The 3 Types of Data That Help You Make Better Videos
Want to make better videos? Here are the three kinds of data that reveal what’s working, what’s not, and why your audience reacts the way they do.
Jonathan Galbraith
11/3/20252 min read
Improving your video performance isn’t just about creativity or instinct—data plays a huge role. But not all data works the same way. Some metrics show you what happened, others reveal how your audience behaved, and some explain why they responded the way they did.
The real power comes from combining all three.
Here are the three types of data every marketer should use to optimize their videos.
1. Quantitative Data (The Numbers)
Quantitative data is the statistical, measurable information we typically think of when analyzing digital performance. For websites, this might include traffic, bounce rate, and conversions. For video, the specifics depend on your hosting platform.
YouTube provides a wealth of numerical insights, including:
Views
Average view duration
Watch time
Audience retention
Demographics
Traffic sources
Device breakdown
You can even integrate YouTube data with Google Analytics for deeper cross-platform insights.
This type of data helps you spot trends and measure outcomes. For example, running an A/B test on two landing pages—one with a video and one without—lets you quantify whether video is improving conversions.
The catch? You need enough data to draw statistically meaningful conclusions, which can take time—especially for smaller audiences.
2. Observational Data (The Behaviour)
Quantitative data tells you what viewers did.

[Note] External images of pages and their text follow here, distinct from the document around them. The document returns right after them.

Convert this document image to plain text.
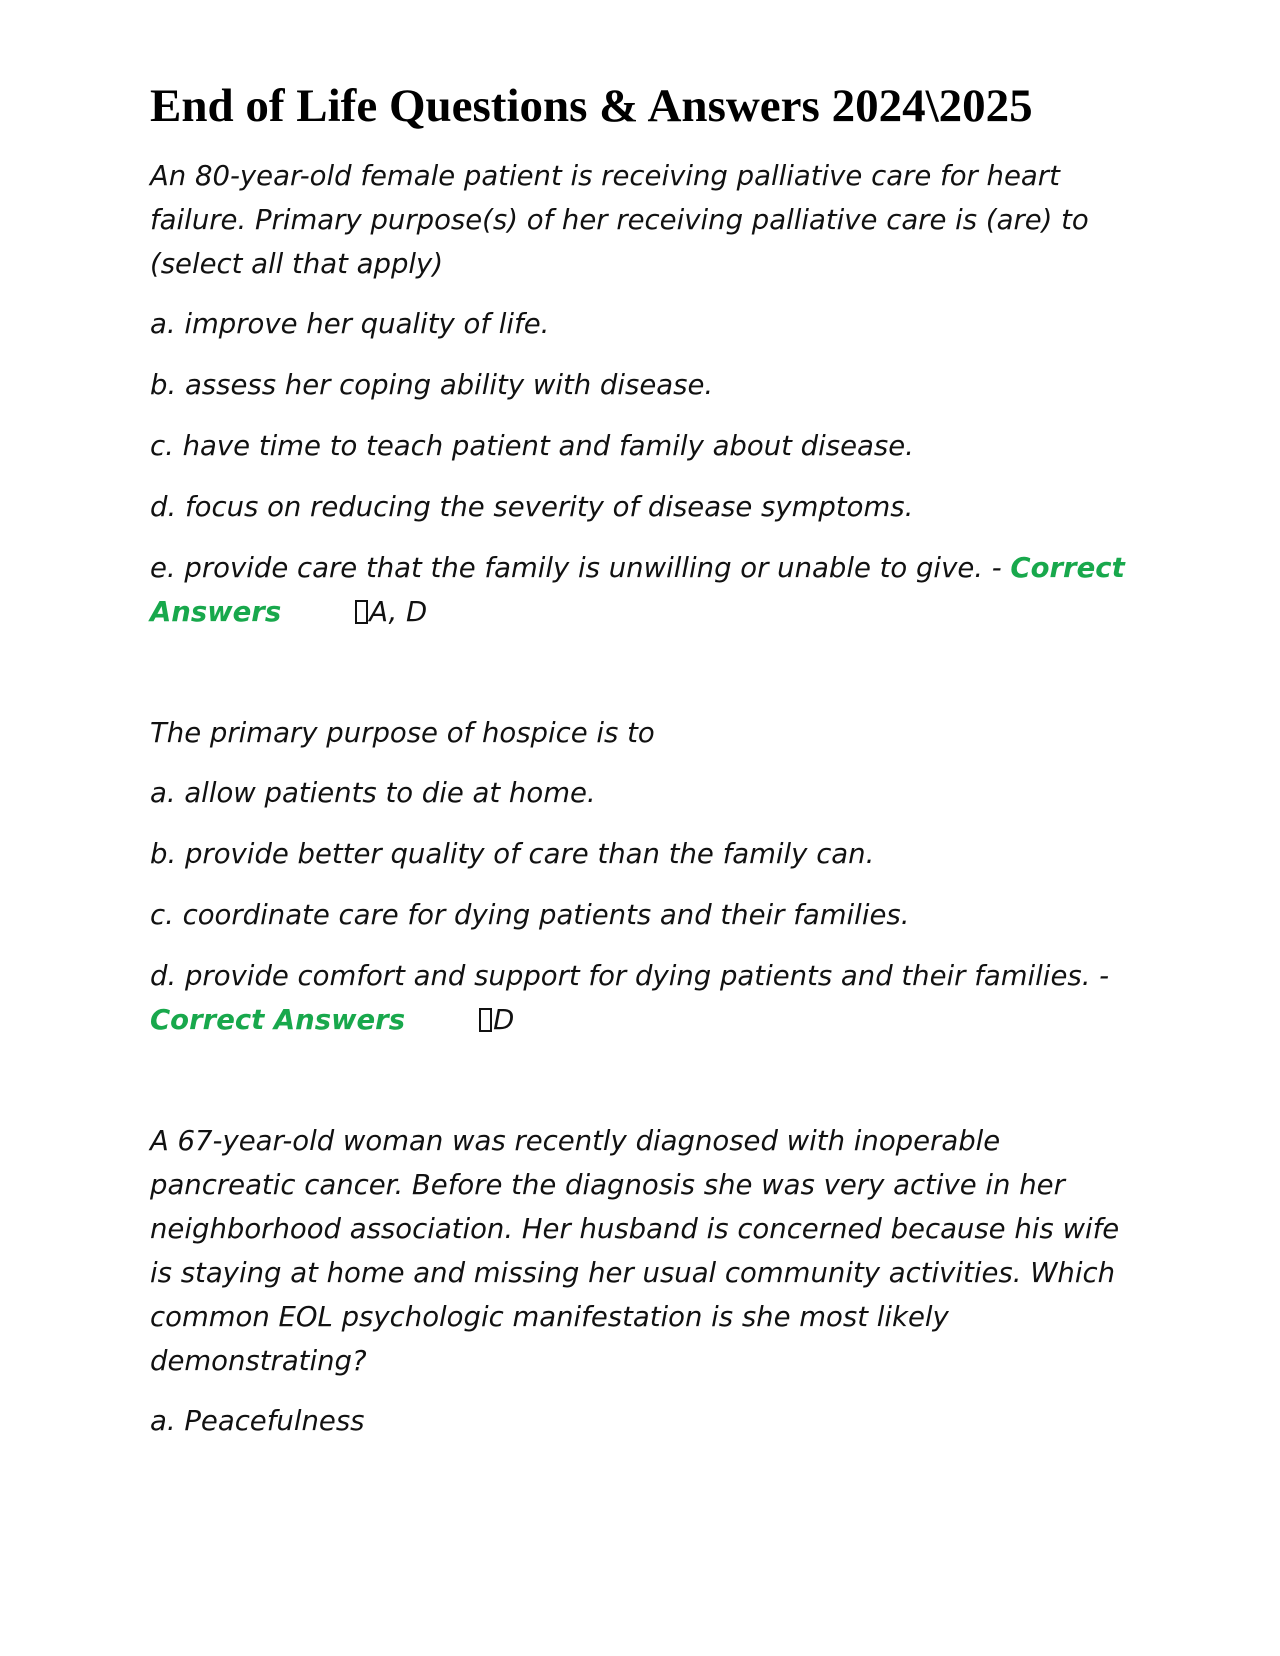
End of Life Questions & Answers 2024\2025

An 80-year-old female patient is receiving palliative care for heart failure. Primary purpose(s) of her receiving palliative care is (are) to (select all that apply)

a. improve her quality of life.

b. assess her coping ability with disease.

c. have time to teach patient and family about disease.

d. focus on reducing the severity of disease symptoms.

e. provide care that the family is unwilling or unable to give. - Correct Answers	A, D

The primary purpose of hospice is to

a. allow patients to die at home.

b. provide better quality of care than the family can.

c. coordinate care for dying patients and their families.

d. provide comfort and support for dying patients and their families. - Correct Answers	D

A 67-year-old woman was recently diagnosed with inoperable pancreatic cancer. Before the diagnosis she was very active in her neighborhood association. Her husband is concerned because his wife is staying at home and missing her usual community activities. Which common EOL psychologic manifestation is she most likely demonstrating?

a. Peacefulness
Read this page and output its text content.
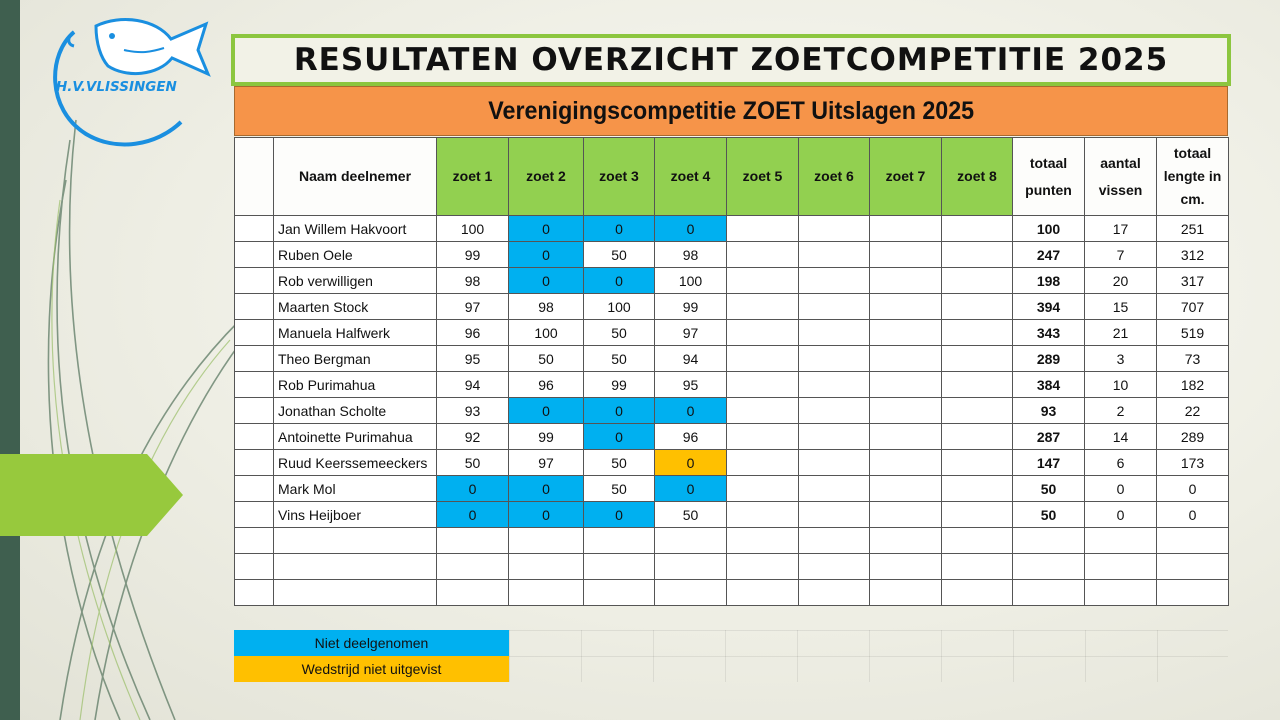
H.V.VLISSINGEN
RESULTATEN OVERZICHT ZOETCOMPETITIE 2025
Verenigingscompetitie ZOET Uitslagen 2025
	Naam deelnemer	zoet 1	zoet 2	zoet 3	zoet 4	zoet 5	zoet 6	zoet 7	zoet 8	totaal punten	aantal vissen	totaal lengte in cm.
	Jan Willem Hakvoort	100	0	0	0					100	17	251
	Ruben Oele	99	0	50	98					247	7	312
	Rob verwilligen	98	0	0	100					198	20	317
	Maarten Stock	97	98	100	99					394	15	707
	Manuela Halfwerk	96	100	50	97					343	21	519
	Theo Bergman	95	50	50	94					289	3	73
	Rob Purimahua	94	96	99	95					384	10	182
	Jonathan Scholte	93	0	0	0					93	2	22
	Antoinette Purimahua	92	99	0	96					287	14	289
	Ruud Keerssemeeckers	50	97	50	0					147	6	173
	Mark Mol	0	0	50	0					50	0	0
	Vins Heijboer	0	0	0	50					50	0	0

Niet deelgenomen
Wedstrijd niet uitgevist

Observational data shows you how they did it.
Platforms like Wistia offer visual engagement tools—such as heatmaps—that show exactly where viewers:
Rewind
Rewatch
Skip
Drop off
These engagement patterns can reveal a lot:
A consistent drop-off point may indicate your video is too long or loses relevance.
Repeated rewatching of a specific part may suggest confusion—or importance.
High early abandonment might mean your hook needs improvement.
Observational data also includes real-world, in-person testing. Watching how users react to your video—whether they lean in, tune out, or ask questions—gives you context behind their behaviour.
Pair this with marketing automation (HubSpot, Marketo) or email platforms (Mailchimp, Campaign Monitor) and you can see viewer-level insights, not just aggregates.
3. Qualitative Data (The Why)
Quantitative and observational data explain actions and patterns. Qualitative data explains motivation.
To gather it, you have to talk to your audience directly—through surveys, interviews, conversations, or user testing.
Qualitative data helps answer:
Why did a viewer click one thumbnail over another?
Why did they stop watching halfway?
What did they understand clearly?
What confused or frustrated them?
What message stuck with them?
Qualitative input is especially valuable early on, when you don’t yet have much quantitative data, or when your audience is niche.
Data-Informed vs. Data-Driven
Measurement isn’t the end goal—improvement is.
It’s tempting to make every decision based on numbers, but video is still a creative medium. Data should inform decisions, not dictate them.
You get the clearest picture by combining:
Quantitative (what happened)
Observational (how it happened)
Qualitative (why it happened)
Together, they guide smarter creative choices, stronger storytelling, and better results.